Di Kiran Oommen, Stagista presso CLDC
Ho partecipato al Next Generation Climate Justice Action Camp (NGCJAC) il primo anno in cui è stato organizzato. Siamo stati lì solo pochi giorni, nemmeno una settimana intera, ma l'NGCJAC è stata facilmente una delle esperienze più importanti della mia adolescenza. Se il mio io più grande mi avesse detto questo il giorno prima di partire, mentre gettavo frettolosamente una tenda e qualche calzino in più nel mio zaino, sarei stato scettico. Non avevo idea di cosa significasse NGCJAC, solo una vaga idea di ciò che faceva il Civil Liberties Defense Center, e pochissima o nessuna idea del mondo dell'organizzazione comunitaria e dell'azione diretta che esisteva nella mia città natale di sempre. Ero solo un adolescente annoiato, che temeva i successivi due anni di liceo e incuriosito principalmente dalla prospettiva di un viaggio in campeggio. Sono arrivato, ho montato la mia tenda e sono andato a scoprire chi altro si fosse presentato in questo vecchio campo scout fuori Portland.
Abbiamo iniziato con una conversazione sull'azione diretta e sui successi storici, e sono rimasto subito incuriosito. Tuttavia, le storie più interessanti le ho sentite al di fuori dei workshop. A pranzo, mi sono seduto accanto ad alcuni mentori del campo, curioso di sapere chi fossero e cosa facessero lì. Non ci sono voluti cinque minuti e i mentori mi raccontavano storie di protesta contro un impianto a biomassa a meno di mezz'ora di cammino da casa mia. In precedenza non sapevo nulla della controversia sulla biomassa, e ancor meno del tipo di organizzazione seria che la gente stava facendo nella mia città natale. Non ho potuto fare a meno di pensare, questo è ciò su cui dovrei concentrare il mio tempo. Workshop successivi hanno trattato argomenti come come parlare con la polizia, l'organizzazione di gruppi di affinità, le tattiche di protesta, ecc., ma la cosa più importante è ciò che ho portato a casa dal campo. Connessioni!

Azione di Liberazione ad Anacortes
Per qualcuno che non riusciva a ricordare non Sentendosi coinvolti nella salute del mondo naturale, la domanda non è mai stata “dovrei fare qualcosa?” ma piuttosto “cosa dovrei fare?”. NGCJAC mi ha dato la risposta. Quasi subito dopo essere tornato a Eugene, ho ripreso i contatti con alcuni dei mentori del campo che erano coinvolti nell'organizzazione ambientalista nella zona di Eugene, un gruppo chiamato Cascadia Forest Defenders (CFD). Dopo essermi diplomato al liceo, mi sono trasferito a Seattle per il college e ho stretto contatti con alcuni gruppi di studenti e non studenti. Io e alcuni miei compagni di corso abbiamo formato un affinity group e abbiamo partecipato a Break Free PNW, un'azione di massa che ha bloccato la raffineria Shell e Tesoro vicino ad Anacortes, Washington. Campegghiando sui binari, mi sono imbattuto per caso in una vecchia conoscenza del CFD e sono stato reclutato sul posto per tornare ad aiutare con l'NGCJAC quell'estate.

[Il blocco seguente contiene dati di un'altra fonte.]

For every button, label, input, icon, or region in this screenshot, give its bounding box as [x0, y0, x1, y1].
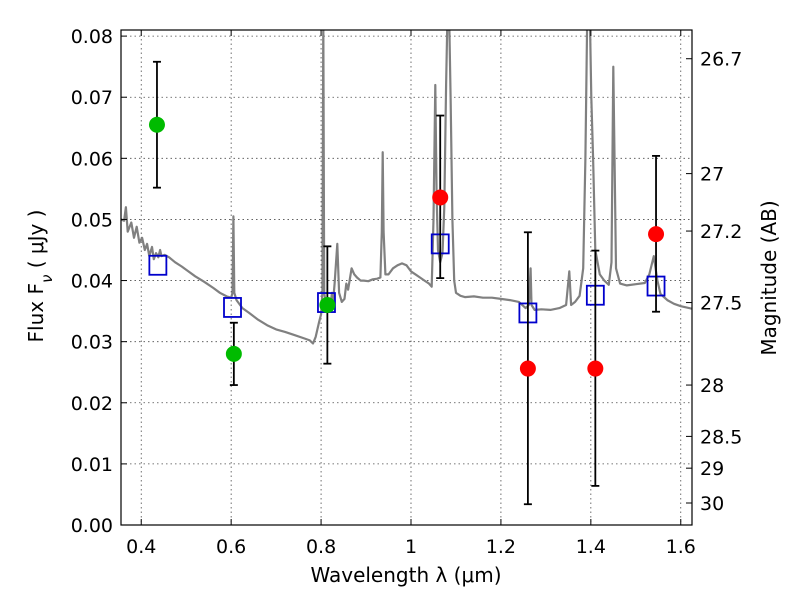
y-tick-labels: 0.00 0.01 0.02 0.03 0.04 0.05 0.06 0.07 0.08 [71, 26, 113, 537]
y-axis-title-subscript: ν [38, 275, 56, 283]
y2-tick-label: 30 [700, 493, 724, 515]
y-axis-title: Flux Fν ( μJy ) [24, 210, 56, 343]
x-tick-label: 1 [405, 536, 417, 558]
y2-tick-label: 29 [700, 458, 724, 480]
y2-tick-label: 27 [700, 164, 724, 186]
x-axis-title: Wavelength λ (μm) [310, 563, 501, 587]
y2-tick-label: 27.5 [700, 293, 742, 315]
plot-frame [120, 29, 693, 526]
y2-tick-label: 26.7 [700, 49, 742, 71]
y-tick-label: 0.00 [71, 515, 113, 537]
y-tick-label: 0.02 [71, 393, 113, 415]
observed-point [319, 297, 336, 313]
axis-ticks [121, 30, 692, 526]
y2-axis-title: Magnitude (AB) [757, 200, 781, 355]
observed-photometry-points [148, 116, 665, 377]
y-axis-title-unit: ( μJy ) [24, 210, 48, 275]
y-tick-label: 0.01 [71, 454, 113, 476]
y-tick-label: 0.08 [71, 26, 113, 48]
grid-lines [121, 30, 692, 526]
x-tick-label: 1.4 [576, 536, 606, 558]
y2-tick-label: 28.5 [700, 426, 742, 448]
y2-tick-label: 28 [700, 375, 724, 397]
y-tick-label: 0.04 [71, 271, 113, 293]
y-tick-label: 0.06 [71, 148, 113, 170]
x-tick-label: 0.6 [216, 536, 246, 558]
x-tick-label: 1.2 [486, 536, 516, 558]
model-point [223, 297, 242, 318]
y2-tick-label: 27.2 [700, 221, 742, 243]
x-tick-labels: 0.4 0.6 0.8 1 1.2 1.4 1.6 [126, 536, 696, 558]
y-axis-title-main: Flux F [24, 283, 48, 342]
observed-point [587, 360, 604, 377]
x-tick-label: 0.4 [126, 536, 156, 558]
x-tick-label: 0.8 [306, 536, 336, 558]
model-photometry-points [148, 233, 666, 324]
observed-point [148, 116, 165, 133]
observed-point [225, 345, 242, 362]
model-spectrum [121, 30, 692, 345]
y-tick-label: 0.03 [71, 332, 113, 354]
y2-tick-labels: 26.7 27 27.2 27.5 28 28.5 29 30 [700, 49, 742, 515]
y-tick-label: 0.07 [71, 87, 113, 109]
x-tick-label: 1.6 [666, 536, 696, 558]
observed-point [432, 189, 449, 206]
spectrum-line [121, 30, 692, 345]
model-point [148, 254, 168, 276]
y-tick-label: 0.05 [71, 209, 113, 231]
observed-point [519, 360, 536, 377]
observed-point [648, 226, 665, 243]
error-bars [152, 60, 661, 506]
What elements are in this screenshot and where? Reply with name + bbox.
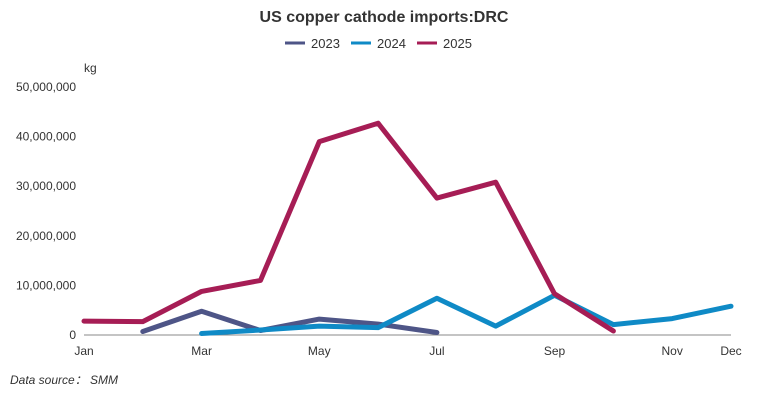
- y-tick-label: 40,000,000: [16, 130, 76, 144]
- y-tick-label: 10,000,000: [16, 278, 76, 292]
- y-axis-unit: kg: [84, 61, 97, 75]
- y-axis: 0 10,000,000 20,000,000 30,000,000 40,000,00…: [16, 80, 76, 342]
- legend-label: 2025: [443, 36, 472, 51]
- series-lines: [81, 120, 734, 336]
- legend-item-2025[interactable]: 2025: [417, 36, 472, 51]
- legend: 2023 2024 2025: [285, 36, 472, 51]
- x-tick-label: Jul: [429, 344, 444, 358]
- legend-label: 2023: [311, 36, 340, 51]
- y-tick-label: 30,000,000: [16, 179, 76, 193]
- y-tick-label: 50,000,000: [16, 80, 76, 94]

Due anni dopo sono tornato come mentore, e il campo, una seconda volta, non è stato meno gratificante. Più strategie apprese, adolescenti ispirati e amici fatti. Ora, un anno dopo, sto facendo uno stage con il CLDC e non vedo l'ora di fare da mentore di nuovo al NGCJAC 2017. Se mi chiedeste cosa c'è di più prezioso nel campo, non direi i workshop, la letteratura "Conosci i tuoi diritti", o persino il cibo avanzato gratuito. Questo campo mi ha aperto a una comunità di resistenza più grande e forte di qualsiasi cosa avessi mai fatto parte prima, e dopo non c'è più stato ritorno.